José Armando Tavárez

Una paternidad a plenitud

  • Nancy Minervino, Juan Pablo Tavárez Minervino y José Armando Tavárez.

Ivelisse Villegas
Santo Domingo

Este domingo 26 de julio, la celebración del Día de los Padres para los dominicanos es inusual por la pandemia de Covid-19. No se harán las acostumbradas visitas, los abrazos serán menos, pero el sentimiento y la emoción no se racionalizará en quienes podrán manifestarlo ese día.  

Para José Armando Tavárez su paternidad es de plenitud. "Siempre he tenido una relación muy cercana, de confianza y mucho amor con mi hijo Juan Pablo, fruto de mi matrimonio con Nancy Minervino. Y,  pese a estar entrando en la especial etapa de la adolescencia, nuestra buena relación no ha disminuido, de hecho ha aumentado en el contexto de la pandemia''.

Cuenta que el confinamiento le permitió tener más horas diarias de conversación y  mayor tranquilidad en los tiempos de las comidas para intercambiar chistes. “Él y yo vivimos bromeando, siempre conversamos temas de interés y oramos a Dios con espíritu de agradecimiento”.

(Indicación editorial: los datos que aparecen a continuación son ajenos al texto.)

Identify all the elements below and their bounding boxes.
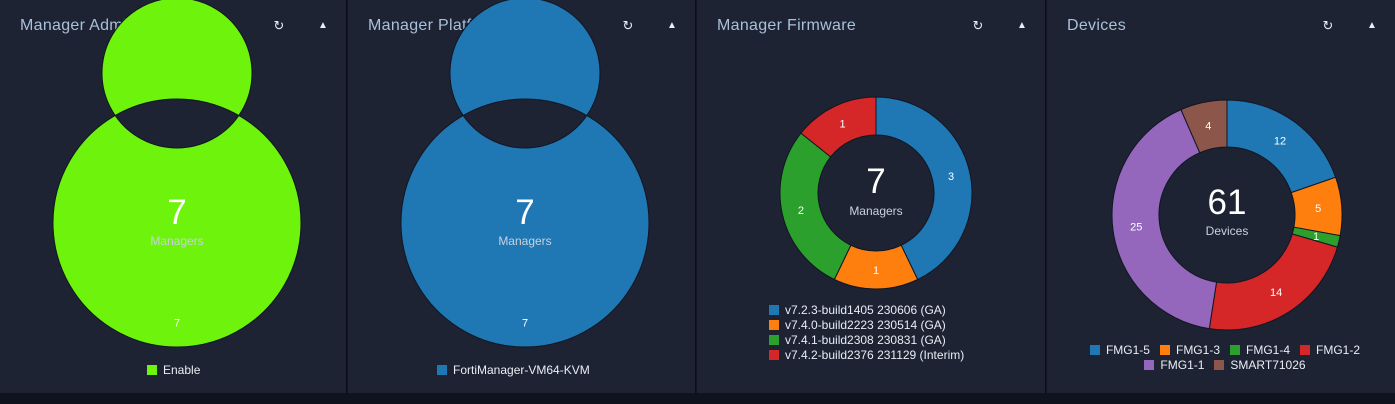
legend-item[interactable]: Enable <box>147 362 200 377</box>
legend: Enable <box>147 362 210 378</box>
legend-label: v7.4.0-build2223 230514 (GA) <box>785 317 946 332</box>
legend-label: Enable <box>163 362 201 377</box>
legend-label: FMG1-5 <box>1105 342 1150 357</box>
donut-slice-enable[interactable] <box>52 0 302 348</box>
legend-swatch <box>1300 344 1311 355</box>
slice-value-label: 4 <box>1205 120 1211 132</box>
legend-label: v7.4.2-build2376 231129 (Interim) <box>785 347 965 362</box>
legend-swatch <box>1159 344 1170 355</box>
legend-swatch <box>769 334 779 345</box>
legend-swatch <box>769 304 779 315</box>
legend-item[interactable]: SMART71026 <box>1214 358 1306 373</box>
legend-swatch <box>1144 360 1155 370</box>
legend-item[interactable]: FMG1-1 <box>1144 358 1204 373</box>
legend-item[interactable]: FMG1-4 <box>1230 342 1290 357</box>
legend-item[interactable]: FMG1-2 <box>1300 342 1360 357</box>
legend-swatch <box>437 364 447 375</box>
slice-value-label: 5 <box>1315 203 1321 215</box>
legend-swatch <box>1089 344 1100 355</box>
slice-value-label: 12 <box>1274 135 1286 147</box>
legend-label: FMG1-4 <box>1246 342 1291 357</box>
legend-item[interactable]: v7.4.1-build2308 230831 (GA) <box>769 332 964 347</box>
panel-devices: Devices ↻ ▲ 12 5 1 14 25 4 61 Devices FMG1-5 F… <box>1047 0 1395 393</box>
legend-label: FMG1-2 <box>1316 342 1361 357</box>
slice-value-label: 7 <box>174 318 180 330</box>
slice-value-label: 1 <box>873 265 879 277</box>
center-value: 61 <box>1207 183 1247 222</box>
panel-manager-admin-status: Manager Admin Status ↻ ▲ 7 7 Managers En… <box>0 0 347 393</box>
legend-label: FMG1-3 <box>1175 342 1220 357</box>
center-value: 7 <box>515 193 535 232</box>
bottom-bar <box>0 393 1395 404</box>
legend-item[interactable]: v7.4.0-build2223 230514 (GA) <box>769 317 964 332</box>
legend-item[interactable]: v7.4.2-build2376 231129 (Interim) <box>769 347 964 362</box>
slice-value-label: 14 <box>1270 287 1282 299</box>
donut-slice-fmg1-2[interactable] <box>1208 233 1339 331</box>
center-value: 7 <box>167 193 187 232</box>
center-value: 7 <box>866 162 886 201</box>
center-label: Managers <box>849 204 903 218</box>
legend-label: v7.4.1-build2308 230831 (GA) <box>785 332 946 347</box>
legend-swatch <box>769 319 779 330</box>
legend-label: FMG1-1 <box>1160 358 1205 372</box>
legend-swatch <box>1214 360 1225 370</box>
legend-label: FortiManager-VM64-KVM <box>453 362 590 377</box>
slice-value-label: 1 <box>840 119 846 131</box>
legend-item[interactable]: FMG1-3 <box>1159 342 1220 357</box>
legend: FortiManager-VM64-KVM <box>437 362 600 378</box>
legend-swatch <box>1230 344 1240 355</box>
legend-swatch <box>147 364 157 375</box>
slice-value-label: 7 <box>522 318 528 330</box>
center-label: Managers <box>150 234 204 248</box>
legend-item[interactable]: FMG1-5 <box>1089 342 1150 357</box>
panel-manager-platforms: Manager Platforms ↻ ▲ 7 7 Managers Forti… <box>348 0 696 393</box>
center-label: Managers <box>498 234 552 248</box>
legend-label: SMART71026 <box>1230 358 1306 372</box>
legend-label: v7.2.3-build1405 230606 (GA) <box>785 302 946 317</box>
legend: FMG1-5 FMG1-3 FMG1-4 FMG1-2 FMG1-1 SMART71026 <box>1075 342 1385 373</box>
slice-value-label: 25 <box>1130 222 1142 234</box>
legend-item[interactable]: FortiManager-VM64-KVM <box>437 362 590 377</box>
legend-item[interactable]: v7.2.3-build1405 230606 (GA) <box>769 302 964 317</box>
legend: v7.2.3-build1405 230606 (GA) v7.4.0-build… <box>769 302 964 362</box>
center-label: Devices <box>1205 224 1249 238</box>
legend-swatch <box>769 349 779 360</box>
donut-slice-fortimanager-vm64-kvm[interactable] <box>400 0 650 348</box>
panel-manager-firmware: Manager Firmware ↻ ▲ 3121 7 Managers v7.… <box>697 0 1046 393</box>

Además de sus compromisos como  rector del Instituto Tecnológico de las Américas (ITLA), Tavárez es catequista de la parroquia Jesús Maestro y hace labores de evangelización en la Guayiga (parroquia San José y residencial Santo Domingo). Dice que en medio de estos grandes avances científicos y tecnológicos las familias deben permanecer más unidas que nunca. “Los medios electrónicos lejos de aislarnos, deben conectarnos a un nivel mucho más profundo; y las  familias deben ser espacios de amor y comprensión donde los hijos puedan crecer sanos y fuertes a nivel espiritual, físico y mental”.

“¡Mi niño lindo! Mi querido hijo es sensible, honesto, alegre, obediente, respetuoso, sabe escuchar, inteligente y creyente. Es el regalo que Dios me ha dado. Yo amo a mi hijo'', así define  José Armando su amor de padre.